Errors after initial Sun Cluster install
- SunOS conch 5.10 Generic_118833-36 sun4u sparc SUNW,Sun-Fire-V210
- Sun Cluster 3.2
I've gone through the scinstall process using the standard answers to questions. The only exception is that when it came to quorum, I answered I would set it up later, as I want to try to the quorum server. There's no shared storage - I'm seeing if it's possible to create a cluster using IP based replication.
I'm getting these error messages every 30 seconds (looks like a result of:
# svcs lrc:/etc/rc3_d/S91initgchb_resd
STATE STIMEFMRI
legacy_run16:19:29 lrc:/etc/rc3_d/S91initgchb_resd
#
)
Feb 8 16:38:59 conch Cluster.GCHB_resd: Unable to open door descriptor /var/run/rgmd_receptionist_door
Feb 8 16:38:59 conch Cluster.GCHB_resd: GCHB system error: scha_cluster_open failed with 18
Feb 8 16:38:59 conch : Bad file number
Feb 8 16:39:29 conch Cluster.GCHB_resd: Unable to open door descriptor /var/run/rgmd_receptionist_door
Feb 8 16:39:29 conch Cluster.GCHB_resd: GCHB system error: scha_cluster_open failed with 18
Feb 8 16:39:29 conch : Bad file number
Feb 8 16:39:59 conch Cluster.GCHB_resd: Unable to open door descriptor /var/run/rgmd_receptionist_door
Feb 8 16:39:59 conch Cluster.GCHB_resd: GCHB system error: scha_cluster_open failed with 18
Feb 8 16:39:59 conch : Bad file number
Feb 8 16:40:29 conch Cluster.GCHB_resd: Unable to open door descriptor /var/run/rgmd_receptionist_door
Feb 8 16:40:29 conch Cluster.GCHB_resd: GCHB system error: scha_cluster_open failed with 18
Feb 8 16:40:29 conch : Bad file number
There's no file system errors, and I'm at a complete loss as to why there appears to be this problem. Can anyone offer any advice?
Cheers,
Iain
# 1
Just to check since you only mention Sun Cluster 3.2 - the error messages you cite are coming from components used within Sun Cluster Geo Edition, specificly from the geo heartbeat component.
So are you trying to setup a Geo cluster?
If so you should first finish the Sun Cluster setup. And then give some details on what you performed for setting up the geo edition.
Greets
Thorsten
# 2
It's the Sun Cluster download from Sun's website, and I suspect the Geo component has been installed by virtue of installing the Availability Suite component (I'm thinking that might not actually be necessary now afterall if it's for IP-based disk replication between clusters as opposed to between nodes in a cluster). But in terms of the Sun Cluster install, I've literally ran through the scinstall program and done nothing else.
Iain
# 3
Iain,
Why would you need IP based replication inside a cluster?
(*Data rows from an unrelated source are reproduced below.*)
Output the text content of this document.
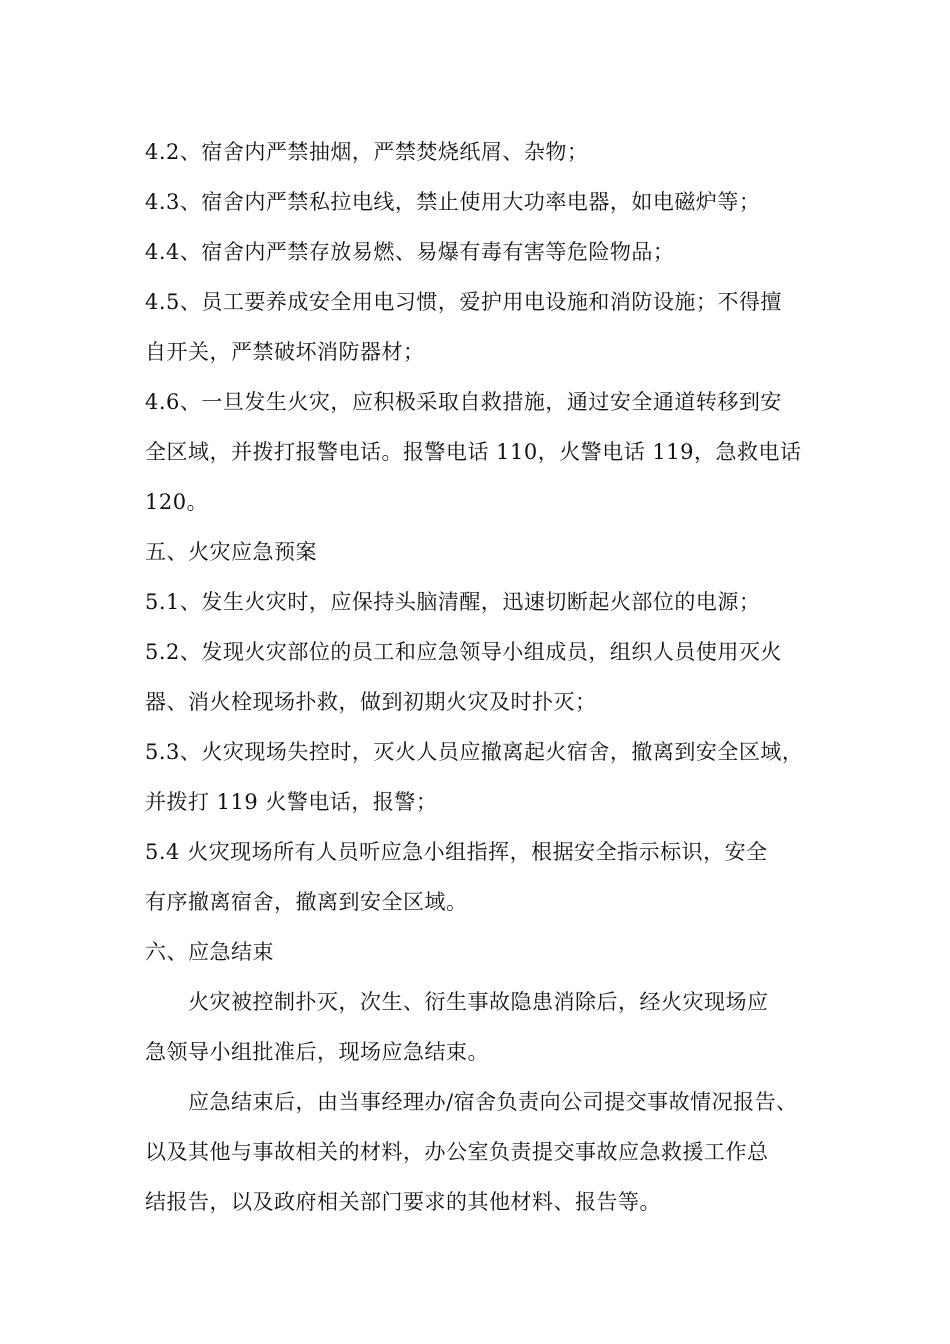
4.2、宿舍内严禁抽烟，严禁焚烧纸屑、杂物；
4.3、宿舍内严禁私拉电线，禁止使用大功率电器，如电磁炉等；
4.4、宿舍内严禁存放易燃、易爆有毒有害等危险物品；
4.5、员工要养成安全用电习惯，爱护用电设施和消防设施；不得擅
自开关，严禁破坏消防器材；
4.6、一旦发生火灾，应积极采取自救措施，通过安全通道转移到安
全区域，并拨打报警电话。报警电话 110，火警电话 119，急救电话
120。
五、火灾应急预案
5.1、发生火灾时，应保持头脑清醒，迅速切断起火部位的电源；
5.2、发现火灾部位的员工和应急领导小组成员，组织人员使用灭火
器、消火栓现场扑救，做到初期火灾及时扑灭；
5.3、火灾现场失控时，灭火人员应撤离起火宿舍，撤离到安全区域，
并拨打 119 火警电话，报警；
5.4 火灾现场所有人员听应急小组指挥，根据安全指示标识，安全
有序撤离宿舍，撤离到安全区域。
六、应急结束
火灾被控制扑灭，次生、衍生事故隐患消除后，经火灾现场应
急领导小组批准后，现场应急结束。
应急结束后，由当事经理办/宿舍负责向公司提交事故情况报告、
以及其他与事故相关的材料，办公室负责提交事故应急救援工作总
结报告，以及政府相关部门要求的其他材料、报告等。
That doesn't make sense to me. Unless you chose to install Sun Cluster Geo Edition, it shouldn't get installed. You can use the prodreg command to browse the registry of installed programs and see what Solaris thinks is installed from the JES/JAS set.
If Geo Edition is installed, you probably want to remove it if it is just a single cluster that you need.
Regards,
Tim
# 4
Re: IP based replication inside a cluster - it's for an experiment so see whether a cluster can be built without using shared storage, and using the replication to ensure the data is kept up-to-date on the backup node. I'm seeing if you can build a cluster without spending loads of cash, especially since the actual data to be replicated is going to be a few megabytes and I don't really want to spend loads of cash on expensive (as in price per MB used) shared storage.
That said, the lack of shared storage probably breaks basic cluster design (!) and I know there will be other issues to do with cluster resiliency etc. This is all about seeing if it can be done or not, and I'm beginning to think that it *can't* be done ....
Iain
# 5
OK, this now makes sense.
The way to achieve this is to use Sun Cluster 3.2. You will need your two primary cluster nodes and a 3rd node to act as a quorum server. The latter just needs to be a very cheap machine capable of running Solaris 10.
You can then set up Sun Network Data Replicator (SNDR) which is part of availability suite to replicate the data between the cluster nodes. This should work without problems. No Sun Cluster Geo Edition is needed.
This is very much like what Sun's telco HA solution does.
Regards,
Tim
# 6
Hi,
there are 2 issues here.
1. THe error messages that you see. I get them on my freshly installed cluster as well. What did I do? I used the JES installer and installed SC3.2 and SCGeo 3.2 - to be configured later. Ithink that it should only install the packages but not configure any part of them. It seems that it does oitherwise. To me ghcb sound like global cluster heartbeat.. I'll follow up with the developers to get this clarified.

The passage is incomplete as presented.